Short Bio

Currently, I am a Ph.D student in the department of computer science at Brown University working with Erik Sudderth. My interests lie in the development of scalable Bayesian Nonparametric models to help discover hidden structures within complex datasets such as documents, images, biological data, and more. The unique problems associated with each dataset motivates the need to develop new and interesting models that can best represent these latent structures. I have a particular fondness for data-driven journalism as well and hope to extend my work in helping these particular issues.

 

I'm also quite interested in spreading the beauty and usefulness of these tools to the wider public. I've been working on developing intuitive visualizations that anyone can use with a little dedication to help better express the results that come from applying these models to interesting datasets. More specifically, much of my work has been with large document corpuses and examples of visualizing these results can be seen here.

Current Work

My current active research area is to develop novel Bayesian nonparametric models that are also scalable. This requires a careful formulation of our underlying model assumptions and principled inference techniques. For scalability, my current work lies primarily in variational inference. If you'd like to chat about these ideas, please feel free to drop me an e-mail. Thanks!

News

12/4/2013: Efficient Online Inference for Bayesian Nonparametric Relational Models has been accepted into NIPS 2013 and will be presented as a poster. We develop the Hierarchical Dirichlet Process Relational model for networks and show how for undirected networks we can perform a variational optimization that incorporates an efficient structured mean-field approach. This results allows us to scale this model linearly in the number of hidden communities (versus quadratic). We then implement stochastic variational inference to further enhance scalability along with pruning moves that remove unused communities in the online setting.

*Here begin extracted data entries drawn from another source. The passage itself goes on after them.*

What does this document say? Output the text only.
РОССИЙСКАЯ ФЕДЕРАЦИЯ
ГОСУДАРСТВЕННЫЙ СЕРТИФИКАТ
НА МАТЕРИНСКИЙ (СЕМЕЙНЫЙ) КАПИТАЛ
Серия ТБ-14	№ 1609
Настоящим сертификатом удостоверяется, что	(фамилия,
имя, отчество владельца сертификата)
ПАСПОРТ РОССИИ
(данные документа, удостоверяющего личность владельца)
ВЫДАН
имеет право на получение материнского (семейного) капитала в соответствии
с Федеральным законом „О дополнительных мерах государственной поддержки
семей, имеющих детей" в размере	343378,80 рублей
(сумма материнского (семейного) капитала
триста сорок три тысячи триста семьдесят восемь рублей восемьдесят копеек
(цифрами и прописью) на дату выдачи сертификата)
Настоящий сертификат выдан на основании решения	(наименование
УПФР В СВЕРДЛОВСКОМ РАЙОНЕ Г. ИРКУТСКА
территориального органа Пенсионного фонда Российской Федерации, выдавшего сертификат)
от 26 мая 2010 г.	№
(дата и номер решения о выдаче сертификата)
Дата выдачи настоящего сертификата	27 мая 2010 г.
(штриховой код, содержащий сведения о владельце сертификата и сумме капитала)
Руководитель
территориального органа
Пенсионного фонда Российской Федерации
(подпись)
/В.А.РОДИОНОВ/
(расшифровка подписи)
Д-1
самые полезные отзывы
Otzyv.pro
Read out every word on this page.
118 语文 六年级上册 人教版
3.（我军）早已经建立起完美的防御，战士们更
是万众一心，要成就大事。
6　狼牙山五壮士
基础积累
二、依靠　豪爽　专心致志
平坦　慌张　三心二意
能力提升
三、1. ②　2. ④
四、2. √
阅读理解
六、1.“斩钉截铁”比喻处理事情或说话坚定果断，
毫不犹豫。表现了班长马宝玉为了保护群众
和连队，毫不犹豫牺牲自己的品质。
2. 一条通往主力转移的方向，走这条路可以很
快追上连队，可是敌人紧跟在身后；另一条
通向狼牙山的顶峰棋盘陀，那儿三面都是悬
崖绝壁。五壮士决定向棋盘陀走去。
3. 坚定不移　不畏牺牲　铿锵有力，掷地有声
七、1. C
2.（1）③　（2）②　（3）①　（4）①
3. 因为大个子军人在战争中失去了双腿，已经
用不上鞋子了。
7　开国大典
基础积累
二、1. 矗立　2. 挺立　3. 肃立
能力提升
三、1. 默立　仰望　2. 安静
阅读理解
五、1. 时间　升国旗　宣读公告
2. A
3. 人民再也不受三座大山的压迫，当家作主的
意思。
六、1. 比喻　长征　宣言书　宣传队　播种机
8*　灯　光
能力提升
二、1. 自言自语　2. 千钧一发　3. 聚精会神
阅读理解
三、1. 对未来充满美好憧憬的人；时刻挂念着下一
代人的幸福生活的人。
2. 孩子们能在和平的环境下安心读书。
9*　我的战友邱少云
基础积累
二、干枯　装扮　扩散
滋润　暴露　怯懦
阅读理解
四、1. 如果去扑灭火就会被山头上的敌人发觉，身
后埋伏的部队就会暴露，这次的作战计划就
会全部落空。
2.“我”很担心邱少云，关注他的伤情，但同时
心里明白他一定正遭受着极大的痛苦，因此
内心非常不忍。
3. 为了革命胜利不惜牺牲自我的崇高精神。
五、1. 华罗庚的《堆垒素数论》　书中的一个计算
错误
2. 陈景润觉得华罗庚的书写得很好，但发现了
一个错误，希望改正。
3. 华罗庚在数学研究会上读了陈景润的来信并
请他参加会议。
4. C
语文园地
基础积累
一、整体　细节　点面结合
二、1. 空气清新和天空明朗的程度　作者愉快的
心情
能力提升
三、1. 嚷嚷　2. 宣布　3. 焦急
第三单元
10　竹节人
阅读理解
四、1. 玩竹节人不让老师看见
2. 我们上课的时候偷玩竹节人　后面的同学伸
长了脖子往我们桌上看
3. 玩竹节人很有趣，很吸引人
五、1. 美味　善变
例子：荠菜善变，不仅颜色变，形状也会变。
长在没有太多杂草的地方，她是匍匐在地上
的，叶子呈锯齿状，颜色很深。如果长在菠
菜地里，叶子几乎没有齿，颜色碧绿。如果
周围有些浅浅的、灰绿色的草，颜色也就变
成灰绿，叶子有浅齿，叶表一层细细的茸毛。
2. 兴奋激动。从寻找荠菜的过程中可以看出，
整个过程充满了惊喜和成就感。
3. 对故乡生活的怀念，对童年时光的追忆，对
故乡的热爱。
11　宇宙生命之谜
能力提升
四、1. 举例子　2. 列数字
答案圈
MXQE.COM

6/1/2012: The Nonparametric Metadata Dependent Topic Model has been accepted into ICML 2012! The paper will be presented as a poster and a 20 minute spotlight session. It introduces a new Bayesian nonparametric model for networks that allows you to incorporate metadata to influence its latent community space along with a principled approach for growing the number of clusters. We find metadata to be highly useful in improving AUC scores as well as aiding in the interpretation of our latent structures.

12/1/2011: The Doubly Correlated Nonparametric Topic Model will be presented at NIPS 2011! The paper is an exciting extension to current topic models that allows for correlated topics, document metadata, and a nonparametric prior which allows for a potentially infinite number of topics.